I am in my second year of a PhD program that couldn't be more ideal, I'm pretty young to be in my position, and I have every intention of sticking with my field — ideally, in academia, for a number of reasons both personal and professional. However, I am also going on 4 years with my partner and we've recently been getting serious about the big things — buying a house, thinking about when we actually are going to get married (it's a given, but we've never gotten serious about the timing), and when we're going to spawn. Those conversations have forced me to face the fact that PhD programs, postdocs, and early career academic positions can be extremely hostile toward women who are trying to have a kid. If I wait until my career is in a secure position to have a kid, there's a chance I'll be in my late 30s before I can give the go-ahead. And remember — I'm young to be in a PhD! Most people in my program are at least 2 and sometimes 10 years older than me.


I won't argue that some women may naively leave their STEM fields thinking everything will be there when they return, but I think the reality for most highly educated women in science is that you're not facing a work environment that will be supportive of your choice to have a kid (implicit in this is that men almost never face this issue to the same degree). So I don't think it's fair to say there's this rash of women who don't *intend* to use their degrees — I think it's much more likely that women get into their programs because they are smart, capable, and motivated, and then are presented with a set of seemingly-impossible-to-reconcile tradeoffs. Have a kid during your PhD? People think you're not taking your work seriously. Have a kid while looking for postdocs? Yeah, good luck. Have a kid while *in* a postdoc? You must be crazy! And will anyone hire you if you decide to have a kid early on in your TT position? What if that affects your tenure review? (It might.)

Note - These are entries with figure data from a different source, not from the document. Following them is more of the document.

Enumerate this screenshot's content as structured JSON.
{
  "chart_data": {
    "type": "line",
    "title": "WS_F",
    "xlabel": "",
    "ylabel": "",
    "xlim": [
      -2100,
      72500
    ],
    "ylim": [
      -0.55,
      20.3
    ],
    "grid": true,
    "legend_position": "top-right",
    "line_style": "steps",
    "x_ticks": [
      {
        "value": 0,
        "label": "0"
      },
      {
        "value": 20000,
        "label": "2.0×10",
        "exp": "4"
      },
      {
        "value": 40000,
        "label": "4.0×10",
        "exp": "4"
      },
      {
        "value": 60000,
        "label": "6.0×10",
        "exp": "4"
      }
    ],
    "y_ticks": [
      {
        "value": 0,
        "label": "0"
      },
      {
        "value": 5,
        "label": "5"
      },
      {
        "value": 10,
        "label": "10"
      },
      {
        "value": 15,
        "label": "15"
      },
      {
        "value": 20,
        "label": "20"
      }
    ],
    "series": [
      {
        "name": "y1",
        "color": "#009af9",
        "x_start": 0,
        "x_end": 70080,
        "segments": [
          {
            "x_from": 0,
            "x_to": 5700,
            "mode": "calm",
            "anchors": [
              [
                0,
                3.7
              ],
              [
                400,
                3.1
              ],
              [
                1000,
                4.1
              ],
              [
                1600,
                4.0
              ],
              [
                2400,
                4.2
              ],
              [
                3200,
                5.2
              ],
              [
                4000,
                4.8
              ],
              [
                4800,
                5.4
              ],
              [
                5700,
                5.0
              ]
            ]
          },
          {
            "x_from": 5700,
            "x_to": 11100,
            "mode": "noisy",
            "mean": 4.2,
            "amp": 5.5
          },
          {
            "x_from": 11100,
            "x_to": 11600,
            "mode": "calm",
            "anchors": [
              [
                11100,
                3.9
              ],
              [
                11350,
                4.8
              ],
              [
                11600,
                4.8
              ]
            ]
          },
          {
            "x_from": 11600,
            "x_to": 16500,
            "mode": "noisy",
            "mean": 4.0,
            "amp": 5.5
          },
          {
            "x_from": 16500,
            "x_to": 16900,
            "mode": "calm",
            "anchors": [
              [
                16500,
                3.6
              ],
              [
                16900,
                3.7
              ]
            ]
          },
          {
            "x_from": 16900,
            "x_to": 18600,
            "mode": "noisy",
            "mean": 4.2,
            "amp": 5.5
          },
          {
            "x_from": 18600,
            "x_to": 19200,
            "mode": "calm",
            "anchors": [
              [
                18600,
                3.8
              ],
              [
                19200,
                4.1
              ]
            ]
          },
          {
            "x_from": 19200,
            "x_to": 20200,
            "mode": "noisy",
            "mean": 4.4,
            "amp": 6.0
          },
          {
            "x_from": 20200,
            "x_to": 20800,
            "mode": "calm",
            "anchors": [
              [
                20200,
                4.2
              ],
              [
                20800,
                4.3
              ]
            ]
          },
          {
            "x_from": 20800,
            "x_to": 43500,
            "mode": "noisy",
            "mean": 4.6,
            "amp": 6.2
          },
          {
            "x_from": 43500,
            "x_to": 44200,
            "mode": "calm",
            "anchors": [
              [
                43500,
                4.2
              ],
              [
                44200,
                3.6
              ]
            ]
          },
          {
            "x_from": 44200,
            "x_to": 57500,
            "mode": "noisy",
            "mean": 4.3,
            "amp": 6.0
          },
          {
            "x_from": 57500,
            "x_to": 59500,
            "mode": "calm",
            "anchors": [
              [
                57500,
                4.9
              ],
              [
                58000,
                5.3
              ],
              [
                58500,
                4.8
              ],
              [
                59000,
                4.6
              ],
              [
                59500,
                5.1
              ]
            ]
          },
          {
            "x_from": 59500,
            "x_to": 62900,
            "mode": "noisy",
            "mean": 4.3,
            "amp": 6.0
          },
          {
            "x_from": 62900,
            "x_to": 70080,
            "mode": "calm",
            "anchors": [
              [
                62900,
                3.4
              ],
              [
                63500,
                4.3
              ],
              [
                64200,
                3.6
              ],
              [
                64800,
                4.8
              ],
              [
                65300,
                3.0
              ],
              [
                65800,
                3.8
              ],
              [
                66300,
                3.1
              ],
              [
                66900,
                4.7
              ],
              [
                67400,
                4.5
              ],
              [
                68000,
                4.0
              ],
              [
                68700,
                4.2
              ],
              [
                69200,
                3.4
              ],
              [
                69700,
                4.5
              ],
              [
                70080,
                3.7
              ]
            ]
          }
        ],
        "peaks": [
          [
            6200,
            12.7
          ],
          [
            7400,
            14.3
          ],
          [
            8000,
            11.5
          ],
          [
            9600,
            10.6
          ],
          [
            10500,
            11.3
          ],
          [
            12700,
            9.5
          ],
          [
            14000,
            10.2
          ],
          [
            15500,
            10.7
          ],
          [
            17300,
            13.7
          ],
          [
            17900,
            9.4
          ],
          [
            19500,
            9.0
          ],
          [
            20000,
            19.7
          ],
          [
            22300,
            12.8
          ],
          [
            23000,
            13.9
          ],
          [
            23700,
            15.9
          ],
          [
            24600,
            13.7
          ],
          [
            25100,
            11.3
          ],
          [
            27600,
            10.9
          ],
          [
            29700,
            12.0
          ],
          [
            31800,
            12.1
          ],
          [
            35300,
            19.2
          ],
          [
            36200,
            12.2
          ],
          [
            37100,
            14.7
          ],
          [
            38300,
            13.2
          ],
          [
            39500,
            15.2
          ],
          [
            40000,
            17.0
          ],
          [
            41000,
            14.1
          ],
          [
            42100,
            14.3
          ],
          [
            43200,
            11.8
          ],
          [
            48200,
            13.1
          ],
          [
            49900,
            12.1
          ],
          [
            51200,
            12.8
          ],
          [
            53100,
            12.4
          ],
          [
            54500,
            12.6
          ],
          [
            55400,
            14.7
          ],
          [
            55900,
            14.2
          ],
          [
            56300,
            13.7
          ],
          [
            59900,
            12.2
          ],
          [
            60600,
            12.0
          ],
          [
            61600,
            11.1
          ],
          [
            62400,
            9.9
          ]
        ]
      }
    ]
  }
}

I'm inclined to say fuck it, and we might have a kid somewhere toward the end of my PhD. My mom was a great role model who, for example, worked 10+ hours a day from home during an extended bedrest, and who has the respect of everyone she's ever worked with or supervised. She works 70 hour weeks but she and my dad (who actually worked fewer hours) always made sure we had family dinner. I KNOW that women are capable of having children and kicking ass in their careers at the same time, and that this idea that you can only have one or the other is stupid regressive bullshit built around sexist notions of who should be doing what to care for children (hint: my partner plans on remaining in his field partly because it's highly flexible and will allow us to build a good family schedule — but who ever asks men in job interviews how they plan on accommodating childrearing in their careers?). So what it comes down to for me is: I know that I can do my job and have a kid. If employers in my field refuse to acknowledge that fact and punish me for it, then fuck it, I will take my valuable skill set and passion somewhere where it's recognized and rewarded — somewhere that sees me as an asset rather than a potential liability. I will probably be more useful working for people who think more highly of women, anyway.

ETA: I want to add that I am in an amazing and really supportive program, and at least half my cohort (last I checked) is female. It's a wonderful gender balance. However, I am becoming keenly aware of what an ivory-tower future would entail as I think forward — hence a lot of anger in this comment.